The theory and practice of dynamic-programming-based bid prices

Others have mentioned dynamic programming (DP) as an elegant, theoretical solution that could be applied to the complex problem of airline network revenue management. In this article, we examine how the general DP theory is applied in practice to the airline problem. We use simulation analysis to show the difference in the expected revenue performance of such deterministic DP-based bid prices, compared to linear programming (LP)-based bid price control and EMSRb leg control. The results show that deterministic DP outperforms the other methods when uncertainty in the demand (variance) is lower. Only at the highest level of variance, in a few cases the LP method is best. On average though, across all 25 simulations run (representing different combinations of parameters and variance levels), DP beat LP by an impressive 3.5 per cent. DP also beat leg control by 5.4 per cent on average. We also present results which show that the time to fully solve such DPs without shortcuts and generate the associated bid prices, even in small networks (for example, two legs with 30 seat capacity) is prohibitive.

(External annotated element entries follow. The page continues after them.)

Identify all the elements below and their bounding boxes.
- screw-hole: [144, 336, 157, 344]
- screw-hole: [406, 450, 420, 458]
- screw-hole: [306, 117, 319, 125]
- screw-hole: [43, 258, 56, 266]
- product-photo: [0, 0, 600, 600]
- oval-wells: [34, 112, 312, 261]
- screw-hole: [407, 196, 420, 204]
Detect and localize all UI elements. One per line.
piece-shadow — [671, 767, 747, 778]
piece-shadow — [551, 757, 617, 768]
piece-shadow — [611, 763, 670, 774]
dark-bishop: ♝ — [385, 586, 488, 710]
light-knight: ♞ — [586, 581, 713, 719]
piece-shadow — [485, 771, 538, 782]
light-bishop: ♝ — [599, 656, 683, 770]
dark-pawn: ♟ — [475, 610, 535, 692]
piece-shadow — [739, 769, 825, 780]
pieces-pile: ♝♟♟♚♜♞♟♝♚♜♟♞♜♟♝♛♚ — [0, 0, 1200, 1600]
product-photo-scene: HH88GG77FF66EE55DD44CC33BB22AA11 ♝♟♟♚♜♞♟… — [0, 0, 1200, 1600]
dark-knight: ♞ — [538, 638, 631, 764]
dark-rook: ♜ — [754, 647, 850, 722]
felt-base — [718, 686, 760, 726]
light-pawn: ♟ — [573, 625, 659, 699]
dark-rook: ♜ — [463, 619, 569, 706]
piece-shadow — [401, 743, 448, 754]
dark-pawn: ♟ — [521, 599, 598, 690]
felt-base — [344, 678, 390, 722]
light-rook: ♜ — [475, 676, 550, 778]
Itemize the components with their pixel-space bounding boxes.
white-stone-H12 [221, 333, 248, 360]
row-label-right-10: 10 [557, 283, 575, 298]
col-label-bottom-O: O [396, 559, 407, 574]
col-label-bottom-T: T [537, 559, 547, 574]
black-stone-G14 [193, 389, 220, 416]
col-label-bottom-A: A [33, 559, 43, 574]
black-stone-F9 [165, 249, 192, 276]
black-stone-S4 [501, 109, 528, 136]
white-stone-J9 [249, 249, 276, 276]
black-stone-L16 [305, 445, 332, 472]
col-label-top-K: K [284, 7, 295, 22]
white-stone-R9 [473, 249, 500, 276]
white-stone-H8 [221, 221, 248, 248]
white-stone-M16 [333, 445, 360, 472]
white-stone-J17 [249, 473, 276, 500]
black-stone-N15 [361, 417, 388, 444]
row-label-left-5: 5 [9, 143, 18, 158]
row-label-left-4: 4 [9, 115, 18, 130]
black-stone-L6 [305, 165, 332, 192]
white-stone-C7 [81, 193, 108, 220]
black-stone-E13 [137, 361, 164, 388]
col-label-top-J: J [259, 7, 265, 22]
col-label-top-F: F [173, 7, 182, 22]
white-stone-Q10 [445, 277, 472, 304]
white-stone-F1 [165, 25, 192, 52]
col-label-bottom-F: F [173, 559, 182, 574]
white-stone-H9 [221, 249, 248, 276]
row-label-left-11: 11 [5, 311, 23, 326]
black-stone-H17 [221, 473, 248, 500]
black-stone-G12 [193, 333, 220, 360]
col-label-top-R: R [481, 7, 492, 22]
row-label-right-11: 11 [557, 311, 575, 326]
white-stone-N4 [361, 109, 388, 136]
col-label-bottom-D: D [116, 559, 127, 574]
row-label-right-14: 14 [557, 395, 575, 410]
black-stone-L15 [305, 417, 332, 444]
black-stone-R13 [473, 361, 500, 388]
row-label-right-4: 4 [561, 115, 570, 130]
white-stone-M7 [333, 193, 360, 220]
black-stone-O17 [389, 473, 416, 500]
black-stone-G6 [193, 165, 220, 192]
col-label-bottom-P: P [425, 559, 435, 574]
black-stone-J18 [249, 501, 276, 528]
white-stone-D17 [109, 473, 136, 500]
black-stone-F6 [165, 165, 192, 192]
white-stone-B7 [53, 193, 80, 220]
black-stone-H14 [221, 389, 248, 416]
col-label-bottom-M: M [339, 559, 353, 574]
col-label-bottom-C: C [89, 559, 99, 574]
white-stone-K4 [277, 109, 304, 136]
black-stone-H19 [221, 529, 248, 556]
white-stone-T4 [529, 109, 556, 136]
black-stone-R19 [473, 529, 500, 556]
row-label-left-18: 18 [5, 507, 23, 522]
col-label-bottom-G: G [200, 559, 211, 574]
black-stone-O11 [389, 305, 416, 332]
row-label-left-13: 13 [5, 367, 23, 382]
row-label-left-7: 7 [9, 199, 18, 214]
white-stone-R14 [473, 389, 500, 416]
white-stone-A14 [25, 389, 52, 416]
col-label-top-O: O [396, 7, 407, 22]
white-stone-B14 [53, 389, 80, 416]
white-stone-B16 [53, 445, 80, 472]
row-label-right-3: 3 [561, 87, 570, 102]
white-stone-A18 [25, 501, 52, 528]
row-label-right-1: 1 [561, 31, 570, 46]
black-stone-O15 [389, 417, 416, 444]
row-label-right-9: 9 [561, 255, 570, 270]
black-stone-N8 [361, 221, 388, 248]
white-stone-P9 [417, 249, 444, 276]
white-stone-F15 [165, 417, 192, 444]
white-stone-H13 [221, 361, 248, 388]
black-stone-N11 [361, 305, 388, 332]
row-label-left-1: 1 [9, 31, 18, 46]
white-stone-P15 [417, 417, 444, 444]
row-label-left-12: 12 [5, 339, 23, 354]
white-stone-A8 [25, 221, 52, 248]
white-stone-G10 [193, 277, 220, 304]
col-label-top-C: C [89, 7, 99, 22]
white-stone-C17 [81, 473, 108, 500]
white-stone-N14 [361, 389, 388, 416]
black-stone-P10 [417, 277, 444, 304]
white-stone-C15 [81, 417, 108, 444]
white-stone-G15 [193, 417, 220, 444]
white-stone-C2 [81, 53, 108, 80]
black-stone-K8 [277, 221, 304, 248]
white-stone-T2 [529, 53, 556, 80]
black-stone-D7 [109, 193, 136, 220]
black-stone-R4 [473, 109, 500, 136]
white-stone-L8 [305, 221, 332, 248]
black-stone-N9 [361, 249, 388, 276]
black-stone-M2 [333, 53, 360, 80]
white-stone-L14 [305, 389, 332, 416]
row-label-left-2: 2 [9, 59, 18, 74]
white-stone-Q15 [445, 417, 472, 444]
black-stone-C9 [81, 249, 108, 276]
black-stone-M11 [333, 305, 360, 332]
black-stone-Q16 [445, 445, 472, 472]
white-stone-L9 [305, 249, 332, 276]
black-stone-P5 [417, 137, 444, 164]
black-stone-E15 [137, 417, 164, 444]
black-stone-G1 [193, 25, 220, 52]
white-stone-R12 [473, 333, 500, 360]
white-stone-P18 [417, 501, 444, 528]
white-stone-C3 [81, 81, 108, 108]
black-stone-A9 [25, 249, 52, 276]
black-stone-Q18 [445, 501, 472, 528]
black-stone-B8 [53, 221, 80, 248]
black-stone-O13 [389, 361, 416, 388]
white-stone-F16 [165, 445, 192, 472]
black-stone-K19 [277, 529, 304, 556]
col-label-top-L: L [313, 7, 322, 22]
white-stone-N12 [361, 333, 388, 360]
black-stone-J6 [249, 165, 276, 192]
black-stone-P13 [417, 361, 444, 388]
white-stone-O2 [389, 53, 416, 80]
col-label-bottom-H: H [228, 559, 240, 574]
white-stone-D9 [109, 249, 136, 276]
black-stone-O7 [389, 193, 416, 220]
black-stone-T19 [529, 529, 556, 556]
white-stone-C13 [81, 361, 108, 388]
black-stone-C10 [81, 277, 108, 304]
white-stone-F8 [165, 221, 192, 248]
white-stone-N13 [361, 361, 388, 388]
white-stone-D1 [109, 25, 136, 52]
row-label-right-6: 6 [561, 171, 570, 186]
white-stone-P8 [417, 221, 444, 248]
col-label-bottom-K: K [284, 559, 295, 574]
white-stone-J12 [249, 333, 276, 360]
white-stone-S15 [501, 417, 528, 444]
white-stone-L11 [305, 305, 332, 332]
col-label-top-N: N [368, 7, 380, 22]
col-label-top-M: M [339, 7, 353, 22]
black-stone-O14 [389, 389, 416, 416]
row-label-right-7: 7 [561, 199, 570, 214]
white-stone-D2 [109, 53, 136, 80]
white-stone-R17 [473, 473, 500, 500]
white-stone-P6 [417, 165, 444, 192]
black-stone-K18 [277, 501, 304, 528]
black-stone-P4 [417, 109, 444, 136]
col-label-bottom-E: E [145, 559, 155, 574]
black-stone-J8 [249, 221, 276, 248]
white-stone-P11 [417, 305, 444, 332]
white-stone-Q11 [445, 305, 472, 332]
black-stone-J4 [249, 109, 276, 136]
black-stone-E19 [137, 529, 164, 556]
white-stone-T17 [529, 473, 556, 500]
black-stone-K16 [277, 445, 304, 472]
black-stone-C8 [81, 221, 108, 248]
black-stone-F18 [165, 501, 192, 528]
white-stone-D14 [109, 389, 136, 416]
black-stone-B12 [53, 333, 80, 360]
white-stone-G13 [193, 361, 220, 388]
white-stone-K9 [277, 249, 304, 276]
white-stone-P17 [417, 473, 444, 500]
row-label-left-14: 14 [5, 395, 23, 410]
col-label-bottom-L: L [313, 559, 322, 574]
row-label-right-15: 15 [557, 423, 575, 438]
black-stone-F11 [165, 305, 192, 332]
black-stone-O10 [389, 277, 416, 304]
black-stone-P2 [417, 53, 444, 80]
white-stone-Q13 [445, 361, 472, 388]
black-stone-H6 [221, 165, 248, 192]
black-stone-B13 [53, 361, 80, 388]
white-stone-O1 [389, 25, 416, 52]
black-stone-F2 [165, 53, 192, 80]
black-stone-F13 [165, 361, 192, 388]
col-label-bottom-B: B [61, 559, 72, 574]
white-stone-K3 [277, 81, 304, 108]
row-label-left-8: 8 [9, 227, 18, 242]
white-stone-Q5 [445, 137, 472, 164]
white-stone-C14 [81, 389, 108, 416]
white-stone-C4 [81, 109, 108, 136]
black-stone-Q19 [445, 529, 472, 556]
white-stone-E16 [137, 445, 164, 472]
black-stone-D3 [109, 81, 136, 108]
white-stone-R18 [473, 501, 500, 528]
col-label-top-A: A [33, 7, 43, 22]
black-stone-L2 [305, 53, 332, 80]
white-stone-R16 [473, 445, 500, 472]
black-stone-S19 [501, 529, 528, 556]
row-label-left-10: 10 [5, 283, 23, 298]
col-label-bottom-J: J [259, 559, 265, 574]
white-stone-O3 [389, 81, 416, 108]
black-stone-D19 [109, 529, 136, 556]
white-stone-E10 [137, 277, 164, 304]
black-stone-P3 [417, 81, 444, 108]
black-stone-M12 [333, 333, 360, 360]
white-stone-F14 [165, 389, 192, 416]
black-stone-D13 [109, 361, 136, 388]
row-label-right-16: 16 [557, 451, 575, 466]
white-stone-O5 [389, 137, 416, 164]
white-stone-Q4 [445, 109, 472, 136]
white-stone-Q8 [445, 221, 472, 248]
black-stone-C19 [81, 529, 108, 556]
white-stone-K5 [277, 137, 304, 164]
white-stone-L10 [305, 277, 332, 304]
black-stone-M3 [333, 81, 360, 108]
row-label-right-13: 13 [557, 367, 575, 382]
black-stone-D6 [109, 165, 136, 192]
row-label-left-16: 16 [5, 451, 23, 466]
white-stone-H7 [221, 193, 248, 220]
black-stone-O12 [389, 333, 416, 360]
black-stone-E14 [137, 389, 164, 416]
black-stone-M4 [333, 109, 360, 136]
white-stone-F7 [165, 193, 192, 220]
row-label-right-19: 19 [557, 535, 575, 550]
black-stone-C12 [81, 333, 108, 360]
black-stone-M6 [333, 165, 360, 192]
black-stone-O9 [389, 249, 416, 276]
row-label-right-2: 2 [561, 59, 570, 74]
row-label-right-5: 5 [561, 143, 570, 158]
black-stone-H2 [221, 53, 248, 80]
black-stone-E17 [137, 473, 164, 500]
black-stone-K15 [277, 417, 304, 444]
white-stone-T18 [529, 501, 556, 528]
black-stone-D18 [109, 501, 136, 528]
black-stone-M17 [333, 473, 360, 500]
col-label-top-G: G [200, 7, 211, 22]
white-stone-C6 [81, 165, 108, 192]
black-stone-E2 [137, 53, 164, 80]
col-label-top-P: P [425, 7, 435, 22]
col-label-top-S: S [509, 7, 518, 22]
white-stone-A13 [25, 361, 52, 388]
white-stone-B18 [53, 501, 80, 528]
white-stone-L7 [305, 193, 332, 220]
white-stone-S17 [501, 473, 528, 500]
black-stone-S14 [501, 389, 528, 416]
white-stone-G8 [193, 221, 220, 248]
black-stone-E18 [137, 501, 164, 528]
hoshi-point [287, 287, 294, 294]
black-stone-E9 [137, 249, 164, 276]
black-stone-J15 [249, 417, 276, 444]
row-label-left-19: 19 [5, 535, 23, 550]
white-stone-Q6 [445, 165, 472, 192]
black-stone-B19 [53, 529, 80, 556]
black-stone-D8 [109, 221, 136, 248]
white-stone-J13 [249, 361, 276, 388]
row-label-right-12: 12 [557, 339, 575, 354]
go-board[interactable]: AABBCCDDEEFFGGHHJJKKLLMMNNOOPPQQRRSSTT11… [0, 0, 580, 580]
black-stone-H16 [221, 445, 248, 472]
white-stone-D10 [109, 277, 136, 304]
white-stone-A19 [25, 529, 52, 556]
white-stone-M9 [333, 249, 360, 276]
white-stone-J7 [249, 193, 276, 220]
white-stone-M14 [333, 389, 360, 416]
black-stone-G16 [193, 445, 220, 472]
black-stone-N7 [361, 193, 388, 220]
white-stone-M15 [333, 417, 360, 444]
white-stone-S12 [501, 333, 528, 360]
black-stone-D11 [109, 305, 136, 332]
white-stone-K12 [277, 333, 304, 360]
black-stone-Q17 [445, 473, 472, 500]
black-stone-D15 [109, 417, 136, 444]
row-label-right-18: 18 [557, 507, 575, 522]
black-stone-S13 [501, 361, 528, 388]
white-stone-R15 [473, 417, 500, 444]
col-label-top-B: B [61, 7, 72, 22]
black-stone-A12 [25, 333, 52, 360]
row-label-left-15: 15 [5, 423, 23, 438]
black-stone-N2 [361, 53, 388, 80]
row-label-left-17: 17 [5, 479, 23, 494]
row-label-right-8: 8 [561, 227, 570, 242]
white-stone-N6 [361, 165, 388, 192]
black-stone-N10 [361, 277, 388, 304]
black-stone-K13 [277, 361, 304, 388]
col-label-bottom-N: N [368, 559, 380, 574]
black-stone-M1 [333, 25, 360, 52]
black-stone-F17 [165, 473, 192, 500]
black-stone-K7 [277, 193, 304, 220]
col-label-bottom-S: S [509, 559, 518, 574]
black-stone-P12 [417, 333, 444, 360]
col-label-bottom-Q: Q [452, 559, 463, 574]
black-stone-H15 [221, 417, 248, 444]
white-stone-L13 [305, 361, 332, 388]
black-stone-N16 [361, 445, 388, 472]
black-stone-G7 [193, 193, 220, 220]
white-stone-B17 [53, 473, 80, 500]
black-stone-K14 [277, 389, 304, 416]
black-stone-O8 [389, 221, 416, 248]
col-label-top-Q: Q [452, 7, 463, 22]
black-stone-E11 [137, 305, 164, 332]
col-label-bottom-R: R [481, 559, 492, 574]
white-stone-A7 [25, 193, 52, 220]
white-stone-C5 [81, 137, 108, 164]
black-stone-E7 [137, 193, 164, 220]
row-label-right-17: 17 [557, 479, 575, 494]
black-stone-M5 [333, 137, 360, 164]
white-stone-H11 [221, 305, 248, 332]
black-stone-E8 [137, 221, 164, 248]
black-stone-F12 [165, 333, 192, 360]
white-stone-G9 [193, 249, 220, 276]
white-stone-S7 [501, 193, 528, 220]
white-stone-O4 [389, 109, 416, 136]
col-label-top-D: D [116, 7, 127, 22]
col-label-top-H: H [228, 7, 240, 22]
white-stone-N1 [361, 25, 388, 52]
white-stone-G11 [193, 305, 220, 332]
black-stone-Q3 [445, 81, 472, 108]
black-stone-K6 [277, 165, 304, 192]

We then show an innovative shortcut that generates an enormous time savings and allows us to solve much larger and more realistic airline networks (for example, 11 legs, 66 origin-destinations, 5 fare classes and leg capacities greater than or equal to 500 seats). Finally, we explore the revenue advantage of using stochastic DP over deterministic DP. We find that stochastic DP beats deterministic DP by 0.7 per cent on average across all 25 simulations run (again, representing different combinations of parameters and variance levels).